Poligini atau yang dalam praktik masyarakat lebih dikenal dengan istilah poligami pada dasarnya merupakan dua istilah yang berbeda. Poligami merupakan istilah yang merujuk pada perkawinan dengan lebih dari seorang lawan kawin. Sedangkan istilah poligini digunakan terhadap perkawinan seorang laki-laki (pria) dengan lebih dari seorang wanita, dan istilah yang digunakan untuk merujuk pada perkawinan yang dilakukan oleh seorang wanita dengan lebih dari seorang laki-laki (pria) diistilahkan dengan poliandri.
Di Indonesia, prinsip keagamaan sangatlah kental dalamn pelaksanaan perkawinan. Hal tersebut tercermin dalam ketentuan Pasal 1 Undang-Undang Nomor 1 Tahun 1974 tentang Perkawinan yang mendefinisikan perkawinan sebagai "ikatan lahir batin antara seorang pria dengan seorang wanita sebagai suami istri dengan tujuan membentuk keluarga (rumah tangga) yang bahagia dan kekal berdasarkan Ketuhanan Yang Maha Esa". Lebih lanjut lagi dalam Pasal 2 ayat (1) Undang-Undang Nomor 1 Tahun 1974 tentang Perkawinan ditegaskan pula bahwa "Perkawinan adalah sah, apabila dilakukan menurut hukum masing-masing agamanya dan kepercayaannya itu".
Hukum Perkawinan |
Berdasarkan ketentuan Pasal 1 Undang-Undang Nomor 1 Tahun 1974 tentang Perkawinan tersebut, dapat diamati pula bahwa di Indonesia pada dasarnya menganut sistem monogami atau perkawinan hanya dilangsungkan antara satu pria dengan satu wanita. Hal ini ditegaskan pula dalam Pasal 3 ayat (1) Undang-Undang Nomor 1 Tahun 1974 tentang Perkawinan yang menyatakan bahwa "Pada asasnya dalam suatu perkawinan seorang pria hanya boleh mempunyai seorang istri. Seorang wanita hanya boleh mempunyai seorang suami".
Namun demikian, ketentuan monogami di Indonesia bukan monogami absolut sebagaimana dianut oleh sistem hukum Belanda (Pasal 27 BW), melainkan monogami relatif, dimana dimungkinkan dalam situasi tertentu dilakukan poligami, khususnya dalam hal ini hanya diperbolehkan dilakukan poligini atau perkawinan yang dilakukan oleh seorang pria dengan lebih dari seorang wanita. Hal tersebut sebagaimana diatur dalam Pasal 3 ayat (2) Undang-Undang Nomor 1 Tahun 1974 tentang Perkawinan yang menyatakan bahwa "Pengadilan dapat memberi izin kepada seorang suami untuk beristri lebih dari seorang apabila dikehendaki oleh pihak-pihak yang bersangkutan".

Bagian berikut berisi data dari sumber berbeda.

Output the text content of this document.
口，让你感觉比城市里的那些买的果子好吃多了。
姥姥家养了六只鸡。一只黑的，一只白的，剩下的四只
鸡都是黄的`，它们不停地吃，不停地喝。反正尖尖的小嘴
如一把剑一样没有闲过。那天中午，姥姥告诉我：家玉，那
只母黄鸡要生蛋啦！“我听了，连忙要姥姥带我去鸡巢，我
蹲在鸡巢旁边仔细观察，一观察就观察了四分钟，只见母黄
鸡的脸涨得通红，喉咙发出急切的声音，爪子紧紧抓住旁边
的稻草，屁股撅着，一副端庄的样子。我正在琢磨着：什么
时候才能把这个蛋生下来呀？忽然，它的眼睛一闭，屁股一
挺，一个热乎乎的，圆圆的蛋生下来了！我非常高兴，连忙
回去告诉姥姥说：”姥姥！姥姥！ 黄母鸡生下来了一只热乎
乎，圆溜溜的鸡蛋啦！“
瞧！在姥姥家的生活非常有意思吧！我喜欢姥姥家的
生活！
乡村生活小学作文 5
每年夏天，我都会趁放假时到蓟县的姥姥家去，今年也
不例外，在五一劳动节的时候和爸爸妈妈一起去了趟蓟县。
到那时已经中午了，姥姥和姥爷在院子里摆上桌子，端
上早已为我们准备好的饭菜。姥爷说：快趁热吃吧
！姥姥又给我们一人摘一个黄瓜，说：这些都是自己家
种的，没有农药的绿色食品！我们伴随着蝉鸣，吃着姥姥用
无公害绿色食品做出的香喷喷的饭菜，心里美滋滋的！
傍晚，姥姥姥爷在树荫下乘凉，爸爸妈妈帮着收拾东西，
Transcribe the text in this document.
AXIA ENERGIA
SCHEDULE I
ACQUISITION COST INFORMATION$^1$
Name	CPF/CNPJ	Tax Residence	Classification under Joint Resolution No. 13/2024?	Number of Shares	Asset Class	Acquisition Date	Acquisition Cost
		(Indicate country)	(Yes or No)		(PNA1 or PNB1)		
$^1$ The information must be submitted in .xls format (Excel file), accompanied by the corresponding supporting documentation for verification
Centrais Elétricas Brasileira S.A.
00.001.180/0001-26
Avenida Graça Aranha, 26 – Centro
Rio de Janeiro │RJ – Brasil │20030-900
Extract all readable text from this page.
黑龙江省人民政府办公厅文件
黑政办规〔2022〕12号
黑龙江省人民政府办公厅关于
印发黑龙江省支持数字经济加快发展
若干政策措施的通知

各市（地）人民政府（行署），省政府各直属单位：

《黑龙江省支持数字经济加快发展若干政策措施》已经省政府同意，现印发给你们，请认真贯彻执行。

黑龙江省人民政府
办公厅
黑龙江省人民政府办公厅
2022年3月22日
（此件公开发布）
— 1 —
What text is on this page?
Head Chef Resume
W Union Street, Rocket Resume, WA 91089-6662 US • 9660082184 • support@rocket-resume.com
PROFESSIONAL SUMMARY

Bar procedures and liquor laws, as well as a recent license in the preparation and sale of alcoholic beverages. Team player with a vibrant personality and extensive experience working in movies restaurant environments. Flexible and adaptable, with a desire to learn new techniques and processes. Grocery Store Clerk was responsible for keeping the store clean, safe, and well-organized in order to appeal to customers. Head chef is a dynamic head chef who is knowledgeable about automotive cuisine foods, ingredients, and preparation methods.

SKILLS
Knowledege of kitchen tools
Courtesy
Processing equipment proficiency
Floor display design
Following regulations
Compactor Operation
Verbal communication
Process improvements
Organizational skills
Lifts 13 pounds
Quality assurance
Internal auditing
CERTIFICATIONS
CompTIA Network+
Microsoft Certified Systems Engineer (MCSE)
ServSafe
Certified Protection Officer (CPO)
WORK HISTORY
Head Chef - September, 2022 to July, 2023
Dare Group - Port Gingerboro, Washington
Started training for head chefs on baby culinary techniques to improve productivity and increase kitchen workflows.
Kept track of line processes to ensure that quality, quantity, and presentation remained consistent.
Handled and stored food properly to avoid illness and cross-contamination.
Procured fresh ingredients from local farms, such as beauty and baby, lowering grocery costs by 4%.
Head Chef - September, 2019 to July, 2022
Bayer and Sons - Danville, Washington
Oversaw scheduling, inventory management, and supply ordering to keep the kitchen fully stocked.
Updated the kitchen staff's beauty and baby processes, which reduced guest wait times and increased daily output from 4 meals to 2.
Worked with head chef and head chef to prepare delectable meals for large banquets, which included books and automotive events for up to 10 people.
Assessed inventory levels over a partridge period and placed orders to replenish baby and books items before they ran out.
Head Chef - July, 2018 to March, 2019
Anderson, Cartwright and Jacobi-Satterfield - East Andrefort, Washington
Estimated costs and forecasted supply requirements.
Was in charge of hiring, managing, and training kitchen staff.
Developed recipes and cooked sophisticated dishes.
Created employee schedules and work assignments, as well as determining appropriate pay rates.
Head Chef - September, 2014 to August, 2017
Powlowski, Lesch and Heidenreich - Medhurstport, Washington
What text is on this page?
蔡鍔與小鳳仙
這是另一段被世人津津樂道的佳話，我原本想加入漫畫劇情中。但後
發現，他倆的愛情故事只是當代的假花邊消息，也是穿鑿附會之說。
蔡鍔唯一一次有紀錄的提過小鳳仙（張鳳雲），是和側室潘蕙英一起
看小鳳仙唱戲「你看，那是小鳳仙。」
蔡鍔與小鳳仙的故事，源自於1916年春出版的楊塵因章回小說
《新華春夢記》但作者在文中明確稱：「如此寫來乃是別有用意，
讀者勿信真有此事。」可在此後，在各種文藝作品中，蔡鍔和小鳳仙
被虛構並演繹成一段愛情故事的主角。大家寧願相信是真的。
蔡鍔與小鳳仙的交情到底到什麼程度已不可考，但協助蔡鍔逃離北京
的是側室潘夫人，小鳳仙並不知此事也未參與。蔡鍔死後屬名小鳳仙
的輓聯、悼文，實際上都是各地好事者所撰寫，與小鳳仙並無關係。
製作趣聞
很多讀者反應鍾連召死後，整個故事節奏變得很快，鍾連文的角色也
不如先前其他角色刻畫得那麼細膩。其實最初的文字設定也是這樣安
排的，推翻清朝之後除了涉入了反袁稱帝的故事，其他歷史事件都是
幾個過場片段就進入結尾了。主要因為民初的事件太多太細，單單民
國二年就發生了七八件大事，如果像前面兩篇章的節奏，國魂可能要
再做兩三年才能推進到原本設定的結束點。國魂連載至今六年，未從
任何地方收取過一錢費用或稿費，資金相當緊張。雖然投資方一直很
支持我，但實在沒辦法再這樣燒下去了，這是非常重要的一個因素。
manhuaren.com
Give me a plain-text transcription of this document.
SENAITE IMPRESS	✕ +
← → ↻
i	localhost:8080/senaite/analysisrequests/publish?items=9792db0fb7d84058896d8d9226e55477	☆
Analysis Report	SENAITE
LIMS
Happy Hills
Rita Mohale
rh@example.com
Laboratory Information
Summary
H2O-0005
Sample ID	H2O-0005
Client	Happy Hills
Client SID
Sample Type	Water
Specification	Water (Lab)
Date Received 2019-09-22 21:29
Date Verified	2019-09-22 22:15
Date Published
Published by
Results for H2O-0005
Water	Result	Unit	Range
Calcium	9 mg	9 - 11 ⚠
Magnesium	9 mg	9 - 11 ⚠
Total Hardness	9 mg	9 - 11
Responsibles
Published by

Keadaan-keadaan atau persyaratan tertentu yang harus dipenuhi dalam pelaksanaan poligini tersebut juga telah diatur dalam Pasal 4 Undang-Undang Nomor 1 Tahun 1974 tentang Perkawinan, yakni:
- Dalam hal seorang suami akan beristri lebih dari seorang, sebagaimana tersebut dalam Pasal 3 ayat (2) Undang-undang ini, maka ia wajib mengajukan permohonan kepada Pengadilan di daerah tempat tinggalnya.
- Pengadilan dimaksud dalam ayat (1) pasal ini hanya memberikan izin kepada seorang suami yang akan beristeri lebih dari seorang apabila:
- isteri tidak dapat menjalankan kewajibannya sebagai isteri;
- isteri mendapat cacat badan atau penyakit yang tidak dapat disembuhkan;
- isteri tidak dapat melahirkan keturunan.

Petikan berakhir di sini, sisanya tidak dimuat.